In other cases, the NSA designated as its target the Internet protocol, or IP, address of a computer server used by hundreds of people.
You may recall that, all the way back in 2011, we were reporting on Senators Ron Wyden and Mark Udall asking James Clapper how many Americans were being spied upon under Section 702 of the FISA Amendments Act and being told it was impossible
to estimate such a number. Here, Gellman and Soltani use what they've found in the cache to give the estimate that the NSA/ODNI would not:
The NSA, backed by Director of National Intelligence James R. Clapper Jr., has asserted that it is unable to make any estimate, even in classified form, of the number of Americans swept in. It is not obvious why the NSA could not offer at least a partial count, given that its analysts routinely pick out “U.S. persons” and mask their identities, in most cases, before distributing intelligence reports.
If Snowden’s sample is representative, the population under scrutiny in the PRISM and Upstream programs is far larger than the government has suggested. In a June 26 “transparency report,” the Office of the Director of National Intelligence disclosed that 89,138 people were targets of last year’s collection under FISA Section 702. At the 9-to-1 ratio of incidental collection in Snowden’s sample, the office’s figure would correspond to nearly 900,000 accounts, targeted or not, under surveillance.
The report also highlights the cavalier attitude by NSA analysts in determining what to keep and what to "minimize." Section 702 certainly gave the NSA a lot more leeway to spy on Americans, and NSA analysts are making quite a lot of use of that leeway.
In their classified internal communications, colleagues and supervisors often remind the analysts that PRISM and Upstream collection have a “lower threshold for foreignness ‘standard of proof’ ” than a traditional surveillance warrant from a FISA judge, requiring only a “reasonable belief” and not probable cause.
One analyst rests her claim that a target is foreign on the fact that his e-mails are written in a foreign language, a quality shared by tens of millions of Americans. Others are allowed to presume that anyone on the chat “buddy list” of a known foreign national is also foreign.

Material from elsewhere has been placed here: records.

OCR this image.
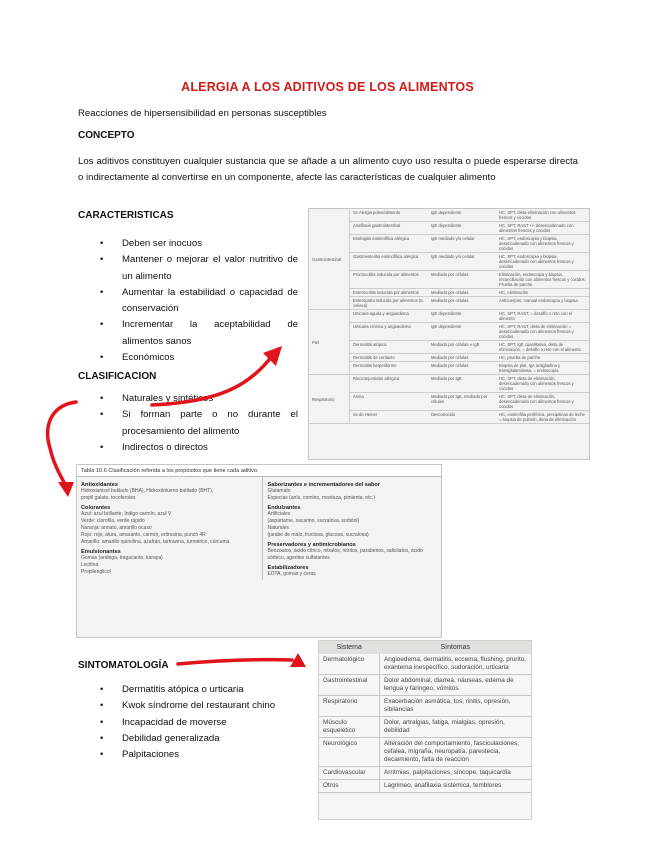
ALERGIA A LOS ADITIVOS DE LOS ALIMENTOS
Reacciones de hipersensibilidad en personas susceptibles
CONCEPTO
Los aditivos constituyen cualquier sustancia que se añade a un alimento cuyo uso resulta o puede esperarse directa o indirectamente al convertirse en un componente, afecte las características de cualquier alimento
CARACTERISTICAS
• Deben ser inocuos
• Mantener o mejorar el valor nutritivo de un alimento
• Aumentar la estabilidad o capacidad de conservación
• Incrementar la aceptabilidad de alimentos sanos
• Económicos
CLASIFICACION
• Naturales y sintéticos
• Si forman parte o no durante el procesamiento del alimento
• Indirectos o directos
Gastrointestinal	Sx Alergia polen/alimento	IgE dependiente	HC, SPT, dieta eliminación con alimentos frescos y cocidos
	Anafilaxis gastrointestinal	IgE dependiente	HC, SPT, RAST +/- desencadenado con alimentos frescos y cocidos
	Esofagitis eosinofílica alérgica	IgE mediado y/o celular	HC, SPT, endoscopia y biopsia, desencadenado con alimentos frescos y cocidos
	Gastroenteritis eosinofílica alérgica	IgE mediado y/o celular	HC, SPT, endoscopia y biopsia, desencadenado con alimentos frescos y cocidos
	Proctocolitis inducida por alimentos	Mediado por células	Eliminación, endoscopia y biopsia, reconciliación con alimentos frescos y cocidos. Prueba de parche
	Enterocolitis inducida por alimentos	Mediado por células	HC, eliminación
	Enteropatía inducida por alimentos (E. celiaca)	Mediado por células	Anticuerpos, manual endoscopía y biopsia
Piel	Urticaria aguda y angioedema	IgE dependiente	HC, SPT, RAST, = desafío o reto con el alimento
	Urticaria crónica y angioedema	IgE dependiente	HC, SPT, RAST, dieta de eliminación = desencadenado con alimentos frescos y cocidos
	Dermatitis atópica	Mediado por células e IgE	HC, SPT, IgE cuantitativa, dieta de eliminación, = desafío o reto con el alimento
	Dermatitis de contacto	Mediado por células	HC, prueba de parche
	Dermatitis herpetiforme	Mediado por células	Biopsia de piel, IgA antigliadina y transglutaminasa, = endoscopía
Respiratorio	Rinoconjuntivitis alérgica	Mediado por IgE	HC, SPT, dieta de eliminación, desencadenado con alimentos frescos y cocidos
	Asma	Mediado por IgE, mediado por células	HC, SPT, dieta de eliminación, desencadenado con alimentos frescos y cocidos
	Sx de Heiner	Desconocido	HC, eosinofilia periférica, precipitinas de leche = biopsia de pulmón, dieta de eliminación
Tabla 10.6 Clasificación referida a los propósitos que tiene cada aditivo.
Antioxidantes
Hidroxianisol butilado (BHA), Hidroxitolueno butilado (BHT),
propil galato, tocoferoles
Colorantes
Azul: azul brillante, índigo carmín, azul V
Verde: clorofila, verde rápido
Naranja: annato, amarillo ocaso
Rojo: rojo, alura, amaranto, carmín, eritrosina, punzó 4R
Amarillo: amarillo quinolina, azafrán, tartrazina, turmérico, cúrcuma
Emulsionantes
Gomas (arábiga, tragacanto, karaya)
Lecitina
Propilenglicol
Saborizantes e incrementadores del sabor
Glutamato
Especias (anís, comino, mostaza, pimienta, etc.)
Endulzantes
Artificiales
(aspartame, sacarino, sucralosa, sorbitol)
Naturales
(jarabe de maíz, fructosa, glucosa, sucralosa)
Preservadores y antimicrobianos
Benzoatos, ácido cítrico, nitratos, nitritos, parabenos, salicilatos, ácido
sórbico, agentes sulfatantes
Estabilizadores
EDTA, gomas y ceras
SINTOMATOLOGÍA
• Dermatitis atópica o urticaria
• Kwok síndrome del restaurant chino
• Incapacidad de moverse
• Debilidad generalizada
• Palpitaciones
Sistema	Síntomas
Dermatológico	Angioedema, dermatitis, eccema, flushing, prurito, exantema inespecífico, sudoración, urticaria
Gastrointestinal	Dolor abdominal, diarrea, náuseas, edema de lengua y faringeo, vómitos
Respiratorio	Exacerbación asmática, tos, rinitis, opresión, sibilancias
Músculo esquelético	Dolor, artralgias, fatiga, mialgias, opresión, debilidad
Neurológico	Alteración del comportamiento, fasciculaciones, cefalea, migraña, neuropatía, parestecia, decaimiento, falta de reacción
Cardiovascular	Arritmias, palpitaciones, síncope, taquicardia
Otros	Lagrimeo, anafilaxia sistémica, temblores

Basically, it appears that if an analyst can come up with any
reason they can justify claiming someone is "foreign," they can use it, even if they know
the person is actually a US person. And because the NSA knows they have much greater power to spy under Section 702, they often shift investigations over to put them under this authority since they can get away with more:
In an ordinary FISA surveillance application, the judge grants a warrant and requires a fresh review of probable cause — and the content of collected surveillance — every 90 days. When renewal fails, NSA and allied analysts sometimes switch to the more lenient standards of PRISM and Upstream.
“These selectors were previously under FISA warrant but the warrants have expired,” one analyst writes, requesting that surveillance resume under the looser standards of Section 702. The request was granted.
The report is quite damning in revealing two things that the NSA has tried to hide: First, Snowden clearly had widespread access to the surveillance database content, despite strong claims that he did not. Second, that the database includes a ton of information on people not "targeted" and that such information outweighs info on targets by a factor of 9 to 1.